TMEM258 Is a Component of the Oligosaccharyltransferase Complex Controlling ER Stress and Intestinal Inflammation
- Cell Rep. 2016 Dec 13;17(11):2955-2965. doi: 10.1016/j.celrep.2016.11.042.
- 1. Broad Institute of MIT and Harvard, Cambridge, MA 02142, USA; Department of Medicine, Massachusetts General Hospital, Harvard Medical School, Boston, MA 02114, USA; Gastrointestinal Unit and Center for the Study of Inflammatory Bowel Disease, Massachusetts General Hospital, Harvard Medical School, Boston, MA 02114, USA. Electronic address: [email protected].
- 2. Broad Institute of MIT and Harvard, Cambridge, MA 02142, USA.
- 3. Department of Genetics, Genomics Coordination Center, University Medical Center Groningen, University Medical Center Groningen, 9713 EX Groningen, the Netherlands.
- 4. Center for Computational and Integrative Biology, Massachusetts General Hospital, Harvard Medical School, Boston, MA 02114, USA.
- 5. Gastrointestinal Unit and Center for the Study of Inflammatory Bowel Disease, Massachusetts General Hospital, Harvard Medical School, Boston, MA 02114, USA.
- 6. Pathology Department and Center for the Study of Inflammatory Bowel Disease, Massachusetts General Hospital, Harvard Medical School, Boston, MA 02114, USA.
- 7. Broad Institute of MIT and Harvard, Cambridge, MA 02142, USA; Analytic and Translational Genetics Unit, Massachusetts General Hospital, Boston, MA 02114, USA.
- 8. Broad Institute of MIT and Harvard, Cambridge, MA 02142, USA; Department of Medicine, Massachusetts General Hospital, Harvard Medical School, Boston, MA 02114, USA; Gastrointestinal Unit and Center for the Study of Inflammatory Bowel Disease, Massachusetts General Hospital, Harvard Medical School, Boston, MA 02114, USA; Center for Computational and Integrative Biology, Massachusetts General Hospital, Harvard Medical School, Boston, MA 02114, USA; Center for Microbiome Informatics and Therapeutics, Massachusetts Institute of Technology, Cambridge, MA 02139, USA. Electronic address: [email protected].

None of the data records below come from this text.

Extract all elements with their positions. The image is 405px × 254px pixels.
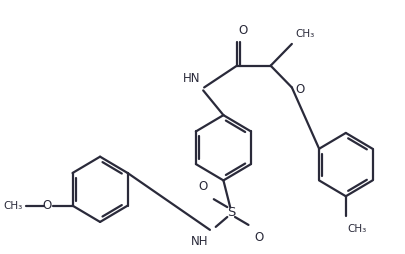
Text: O: O <box>295 83 304 96</box>
Text: CH₃: CH₃ <box>3 201 22 211</box>
Text: CH₃: CH₃ <box>347 224 366 234</box>
Text: O: O <box>198 180 207 193</box>
Text: O: O <box>254 231 263 244</box>
Text: O: O <box>238 24 247 37</box>
Text: CH₃: CH₃ <box>295 29 314 39</box>
Text: NH: NH <box>190 235 207 248</box>
Text: O: O <box>42 199 51 212</box>
Text: HN: HN <box>182 72 200 85</box>
Text: S: S <box>226 205 235 218</box>
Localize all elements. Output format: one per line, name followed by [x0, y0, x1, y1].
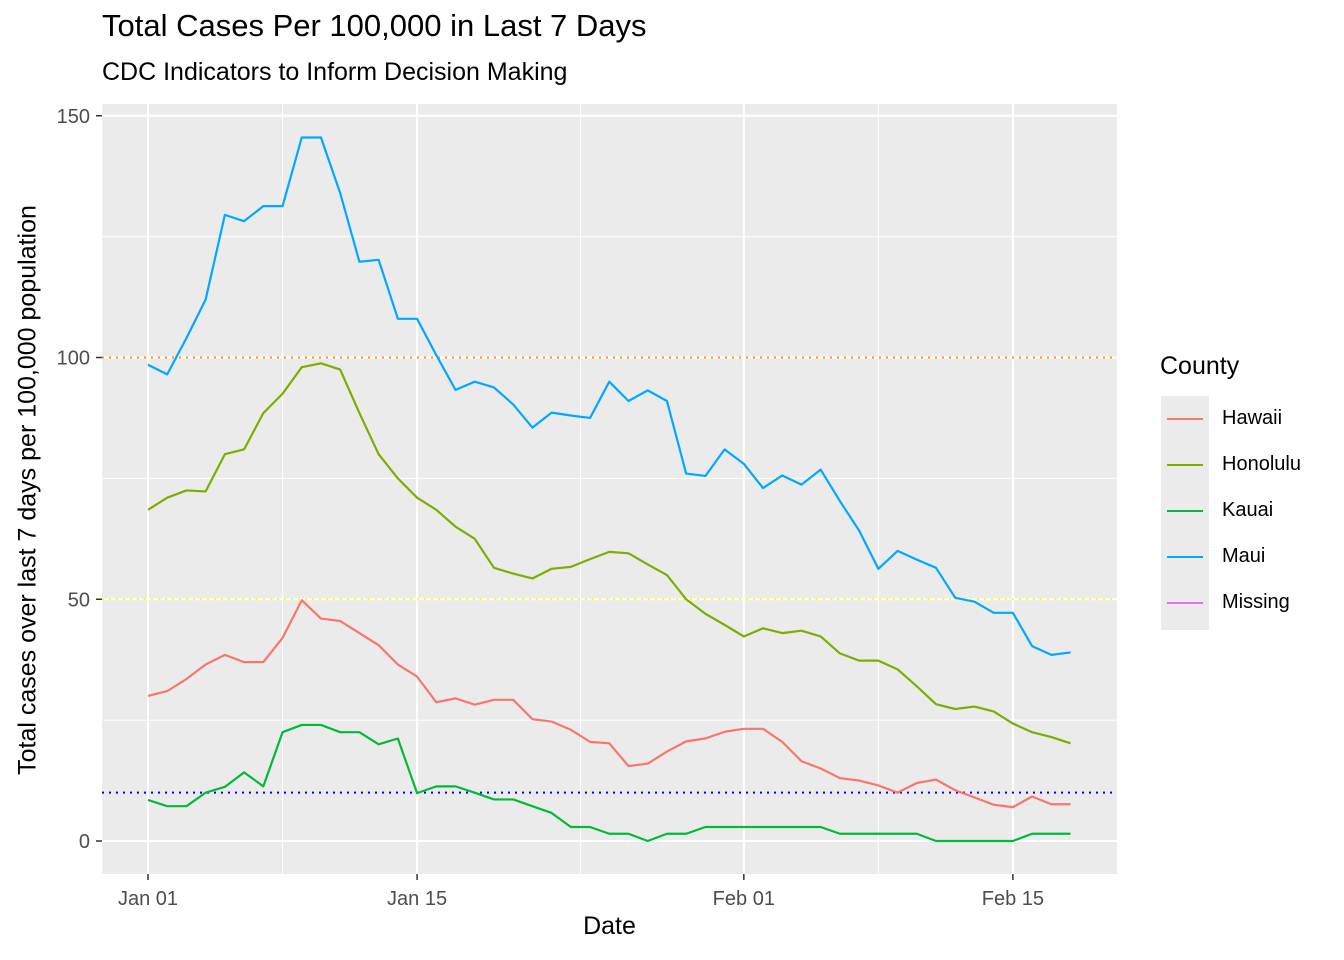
legend-label: Kauai — [1222, 499, 1274, 521]
axes: Jan 01 Jan 15 Feb 01 Feb 15 0 50 100 150 — [57, 106, 1044, 910]
legend-label: Hawaii — [1222, 407, 1283, 429]
legend-items: Hawaii Honolulu Kauai Maui Missing — [1161, 396, 1301, 630]
y-tick-label: 100 — [57, 348, 90, 370]
legend-key — [1161, 488, 1209, 534]
legend-key — [1161, 396, 1209, 442]
x-tick-label: Jan 15 — [387, 888, 447, 910]
legend-label: Missing — [1222, 591, 1290, 613]
series-line-hawaii — [147, 599, 1071, 809]
legend-key — [1161, 580, 1209, 626]
legend-item-honolulu: Honolulu — [1161, 442, 1341, 488]
legend-swatch — [1167, 602, 1203, 604]
y-axis-label: Total cases over last 7 days per 100,000… — [13, 205, 42, 775]
legend-key — [1161, 534, 1209, 580]
legend-item-missing: Missing — [1161, 580, 1341, 626]
y-tick-label: 150 — [57, 106, 90, 128]
series-line-kauai — [147, 723, 1071, 843]
minor-gridlines — [102, 104, 1117, 874]
y-tick-label: 0 — [79, 831, 90, 853]
series-line-maui — [147, 136, 1071, 656]
series-line-honolulu — [147, 362, 1071, 745]
series-lines — [147, 136, 1071, 843]
x-tick-label: Jan 01 — [118, 888, 178, 910]
legend-item-kauai: Kauai — [1161, 488, 1341, 534]
legend-item-hawaii: Hawaii — [1161, 396, 1341, 442]
plot-panel — [102, 104, 1117, 874]
legend: County Hawaii Honolulu Kauai Maui Missing — [1160, 352, 1301, 630]
chart-title: Total Cases Per 100,000 in Last 7 Days — [102, 8, 647, 43]
legend-key — [1161, 442, 1209, 488]
legend-swatch — [1167, 556, 1203, 558]
legend-item-maui: Maui — [1161, 534, 1341, 580]
reference-lines — [102, 356, 1117, 794]
legend-swatch — [1167, 418, 1203, 420]
legend-swatch — [1167, 464, 1203, 466]
x-axis-label: Date — [583, 912, 636, 940]
legend-label: Honolulu — [1222, 453, 1301, 475]
legend-swatch — [1167, 510, 1203, 512]
x-tick-label: Feb 15 — [982, 888, 1044, 910]
legend-title: County — [1160, 352, 1240, 380]
y-tick-label: 50 — [68, 589, 90, 611]
x-tick-label: Feb 01 — [713, 888, 775, 910]
chart-subtitle: CDC Indicators to Inform Decision Making — [102, 58, 568, 86]
legend-label: Maui — [1222, 545, 1266, 567]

Significant insights into disease pathogenesis have been gleaned from population-level genetic studies; however, many loci associated with complex genetic disease contain numerous genes, and phenotypic associations cannot be assigned unequivocally. In particular, a gene-dense locus on chromosome 11 (61.5-61.65 Mb) has been associated with inflammatory bowel disease, rheumatoid arthritis, and coronary artery disease. Here, we identify TMEM258 within this locus as a central regulator of intestinal inflammation. Strikingly, Tmem258 haploinsufficient mice exhibit severe intestinal inflammation in a model of colitis. At the mechanistic level, we demonstrate that TMEM258 is a required component of the oligosaccharyltransferase complex and is essential for N-linked protein glycosylation. Consequently, homozygous deficiency of Tmem258 in colonic organoids results in unresolved endoplasmic reticulum (ER) stress culminating in Apoptosis. Collectively, our results demonstrate that TMEM258 is a central mediator of ER quality control and intestinal homeostasis.